As the name suggests, a raw mart contains raw source data that just has been restructured for easier consumption (e. g., as a dimensional model or flat table). When building a raw mart, you skip most of the value-adding activities a data warehouse can provide and therefore can offer consumers at least a rough foundation for reporting and analytics very quickly.
This can buy you some time for value-adding activities and might even yield some insights to add even more value. But there are potential downsides as well: If the raw data is full of inconsistencies, people might blame the data warehouse for them. And if the raw data is perfectly fine, people might even ask questions about the necessity of building a data warehouse in the first place.
Too Much Information?
An information mart, on the other hand, contains cleansed, refined and harmonized data. Different source systems have been reconciled, important metrics have been pre-calculated and the most egregiously bad data has been filtered out. A well-maintained information mart is an opportunity for your data warehouse to really show its strengths and give data warehousing a good name inside your organization.

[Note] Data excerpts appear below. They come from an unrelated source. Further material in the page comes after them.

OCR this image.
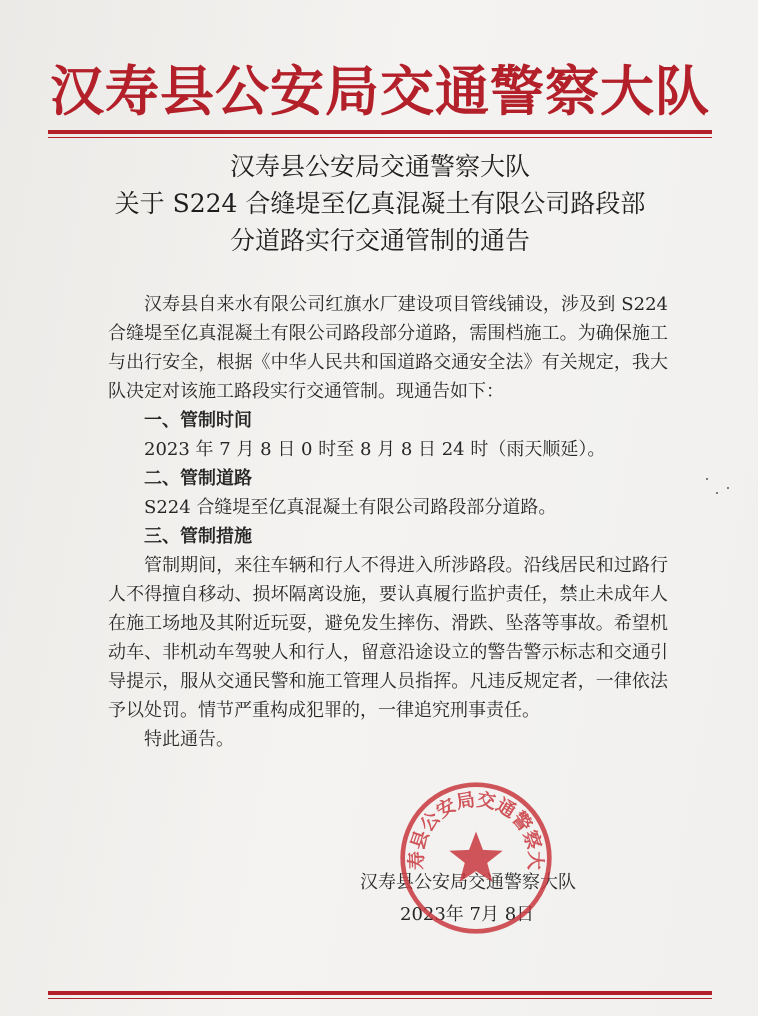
汉寿县公安局交通警察大队
汉寿县公安局交通警察大队
关于 S224 合缝堤至亿真混凝土有限公司路段部
分道路实行交通管制的通告

汉寿县自来水有限公司红旗水厂建设项目管线铺设，涉及到 S224 合缝堤至亿真混凝土有限公司路段部分道路，需围档施工。为确保施工与出行安全，根据《中华人民共和国道路交通安全法》有关规定，我大队决定对该施工路段实行交通管制。现通告如下：

一、管制时间

2023 年 7 月 8 日 0 时至 8 月 8 日 24 时（雨天顺延）。

二、管制道路

S224 合缝堤至亿真混凝土有限公司路段部分道路。

三、管制措施

管制期间，来往车辆和行人不得进入所涉路段。沿线居民和过路行人不得擅自移动、损坏隔离设施，要认真履行监护责任，禁止未成年人在施工场地及其附近玩耍，避免发生摔伤、滑跌、坠落等事故。希望机动车、非机动车驾驶人和行人，留意沿途设立的警告警示标志和交通引导提示，服从交通民警和施工管理人员指挥。凡违反规定者，一律依法予以处罚。情节严重构成犯罪的，一律追究刑事责任。

特此通告。

汉寿县公安局交通警察大队
2023年 7月 8日
汉寿县公安局交通警察大队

However, all this value-adding work takes time and effort that have to be paid for. There is something of a law of diminishing returns at work here, too: After some initial big wins, you can get stuck building complex logic to plaster over edge cases of minor importance that should be fixed in the source system (or just left alone to focus on more important issues).
Conclusion
In summary, when building your presentation layer, don’t let the perfect be the enemy of the good.
The data warehouse cannot solve all integration and data quality challenges, at least not with finite time and resources. These challenges are often the result of business process or organization structure deficiencies that usually aren’t yours to tackle.
Do what you can to make life easier for your consumers but be aware of the limits of what you can achieve with mere data warehousing. This doesn’t mean that you should be content with historizing and restructuring source system tables and give up on value-adding activities completely. Just don’t try to fix everything.
Outlook
After this little series, you should have a good grip on what the available options for the presentation layer of your data warehouse are.
The consumers of data from a data warehouse usually expect the data in the presentation layer to be clean, complete and consistent (i. e., more information mart than raw mart). Unfortunately, this expectation is usually somewhat at odds with the data quality found in the operational systems that feed the data warehouse.
In some of the next issues of Model Your Reality, we’ll look at various kinds of data quality, integration and error handling issues that you might have to tackle on the way to a presentable presentation layer.